Craig Silverman (tweet, also: Nick Heer):

Sensor Tower, a popular analytics platform for tech developers and investors, has been secretly collecting data from millions of people who have installed popular VPN and ad-blocking apps for Android and iOS, a BuzzFeed News investigation has found. These apps, which don’t disclose their connection to the company or reveal that they feed user data to Sensor Tower’s products, have more than 35 million downloads.

Paul Bischoff (via Hacker News):

Hong Kong-based VPN provider UFO VPN exposed a database of user logs and API access records on the web without a password or any other authentication required to access it. The exposed information includes plain text passwords and information that could be used to identify VPN users and track their online activity.

[…]

More than two weeks after we sent a disclosure to UFO VPN, the company shut down the database and responded by email[…]

“We don’t collect any information for registering,” the spokesperson said. “In this server, all the collected information is anonymous and only be used for analyzing the user’s network performance & problems to improve service quality. So far, no information has been leaked.” [sic]

But based on some sample data, we do not believe this data to be anonymous.

Shaun Nichols:

A string of “zero logging” VPN providers have some explaining to do after more than a terabyte of user logs were found on their servers unprotected and facing the public internet.

[…]

A few days later, on July 5, the data silo was separately discovered by Noam Rotem’s team at VPNmentor, and it became clear the security blunder went well beyond UFO. It appears seven Hong-Kong-based VPN providers – UFO VPN, FAST VPN, Free VPN, Super VPN, Flash VPN, Secure VPN, and Rabbit VPN – all share a common entity, which provides a white-labelled VPN service.

And they were all leaking data onto the internet from that unsecured Elasticsearch cluster, VPNmentor reported.

Via Nick Heer:

There is nothing inherently wrong with white labelled goods and services, but I do think their use is inadequately disclosed. It is detrimental to our understanding of what we are buying and makes it hard to compare different products.

Previously:

7 Comments RSS · Twitter

I don't see the logic here. Step 1 is apparently to be smart enough to know why you need a VPN, but Step 2 is to be dumb enough to go with a free one?

@Ben How can you know that a paid one does what it promises, either?

smart enough to know why you need a VPN

Tons of ads run to convince you you need one.

dumb enough to go with a free one

As Michael says, price tag isn’t a guarantee for trust.

You can't really know for sure and nothing is guaranteed, but at least the paid ones have a business model that in theory would be to provide a trustworthy service with a good reputation so you stay as paying customer.

Old Unix Geek

You simply can't know. Any government can create "High Trust VPN services". Not only do they get higher signal to noise (people who have something to hide use them) but they also get paid!

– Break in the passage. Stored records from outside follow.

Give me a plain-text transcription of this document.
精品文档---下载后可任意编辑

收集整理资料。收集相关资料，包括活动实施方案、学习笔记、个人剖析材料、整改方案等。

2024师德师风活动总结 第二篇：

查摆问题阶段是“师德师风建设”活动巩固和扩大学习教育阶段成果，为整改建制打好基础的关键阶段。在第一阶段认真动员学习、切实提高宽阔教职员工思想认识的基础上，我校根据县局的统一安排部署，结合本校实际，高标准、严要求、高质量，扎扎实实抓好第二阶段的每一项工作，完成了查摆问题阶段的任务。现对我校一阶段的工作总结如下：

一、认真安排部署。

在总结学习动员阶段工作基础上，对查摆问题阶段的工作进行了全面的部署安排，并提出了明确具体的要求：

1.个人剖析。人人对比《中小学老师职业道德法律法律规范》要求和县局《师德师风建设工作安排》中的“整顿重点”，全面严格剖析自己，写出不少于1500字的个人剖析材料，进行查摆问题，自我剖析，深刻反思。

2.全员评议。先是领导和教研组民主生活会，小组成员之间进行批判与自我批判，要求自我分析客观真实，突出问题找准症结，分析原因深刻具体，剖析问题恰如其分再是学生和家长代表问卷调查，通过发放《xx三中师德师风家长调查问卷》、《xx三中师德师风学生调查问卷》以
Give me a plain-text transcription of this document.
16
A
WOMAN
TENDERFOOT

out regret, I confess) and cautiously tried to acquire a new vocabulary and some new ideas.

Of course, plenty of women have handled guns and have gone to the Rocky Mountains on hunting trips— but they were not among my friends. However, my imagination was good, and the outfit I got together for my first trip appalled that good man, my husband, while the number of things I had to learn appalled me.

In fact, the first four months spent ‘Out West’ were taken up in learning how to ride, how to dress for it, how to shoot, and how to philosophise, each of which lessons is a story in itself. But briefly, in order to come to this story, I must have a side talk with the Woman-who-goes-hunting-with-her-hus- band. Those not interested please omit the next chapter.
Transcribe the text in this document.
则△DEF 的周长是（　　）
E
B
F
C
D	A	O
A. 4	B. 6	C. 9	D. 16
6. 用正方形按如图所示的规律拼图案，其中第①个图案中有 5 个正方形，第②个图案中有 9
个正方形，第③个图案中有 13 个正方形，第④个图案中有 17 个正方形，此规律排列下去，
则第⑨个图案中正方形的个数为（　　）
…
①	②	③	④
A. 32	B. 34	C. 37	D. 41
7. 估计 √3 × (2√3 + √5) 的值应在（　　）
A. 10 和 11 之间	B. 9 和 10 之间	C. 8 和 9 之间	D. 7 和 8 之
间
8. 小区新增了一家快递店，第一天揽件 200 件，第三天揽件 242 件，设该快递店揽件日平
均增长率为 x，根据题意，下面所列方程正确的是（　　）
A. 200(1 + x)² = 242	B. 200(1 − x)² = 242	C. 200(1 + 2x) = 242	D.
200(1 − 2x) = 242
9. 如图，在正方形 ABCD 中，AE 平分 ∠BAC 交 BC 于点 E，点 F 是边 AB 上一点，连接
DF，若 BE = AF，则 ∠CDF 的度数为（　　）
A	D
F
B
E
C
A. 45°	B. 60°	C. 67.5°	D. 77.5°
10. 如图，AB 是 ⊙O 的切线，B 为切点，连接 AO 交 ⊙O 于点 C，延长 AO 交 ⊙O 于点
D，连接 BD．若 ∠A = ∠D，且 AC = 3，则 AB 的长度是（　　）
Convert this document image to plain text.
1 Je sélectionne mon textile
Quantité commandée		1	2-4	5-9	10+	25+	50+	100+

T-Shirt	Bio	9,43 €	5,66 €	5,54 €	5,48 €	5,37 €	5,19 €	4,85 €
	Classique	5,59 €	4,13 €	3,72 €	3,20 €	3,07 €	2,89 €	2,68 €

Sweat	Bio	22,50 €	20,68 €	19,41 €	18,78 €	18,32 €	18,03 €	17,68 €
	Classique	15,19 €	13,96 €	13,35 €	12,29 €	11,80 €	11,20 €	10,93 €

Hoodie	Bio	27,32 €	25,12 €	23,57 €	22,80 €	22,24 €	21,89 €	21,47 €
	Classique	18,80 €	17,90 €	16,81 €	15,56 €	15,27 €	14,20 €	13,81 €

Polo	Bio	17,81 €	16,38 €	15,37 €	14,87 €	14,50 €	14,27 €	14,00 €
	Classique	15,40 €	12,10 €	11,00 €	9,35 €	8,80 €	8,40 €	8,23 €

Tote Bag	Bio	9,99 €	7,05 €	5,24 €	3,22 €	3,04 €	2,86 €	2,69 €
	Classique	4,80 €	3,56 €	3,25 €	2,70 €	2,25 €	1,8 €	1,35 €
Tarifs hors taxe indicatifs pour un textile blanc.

Sure, there's no way to really know. I use Proton VPN because I trust their reputation. Previously I used Nord and PIA. They worked well, but I think Nord had some data breach a year or two ago and PIA was somehow associated with Russia or something weird. I decided Proton was worth the extra $3 per month or whatever in comparison. But using a free version of something that's ostensibly supposed to protect my privacy just seemed completely at odds. Why would any company do that, unless somehow they were making money off of my private data? That much seems obvious.

>I use Proton VPN

I think that's a pretty good bet. Use a paid provider located in a country with strong privacy laws. The only other option you have is to set up your own VPN.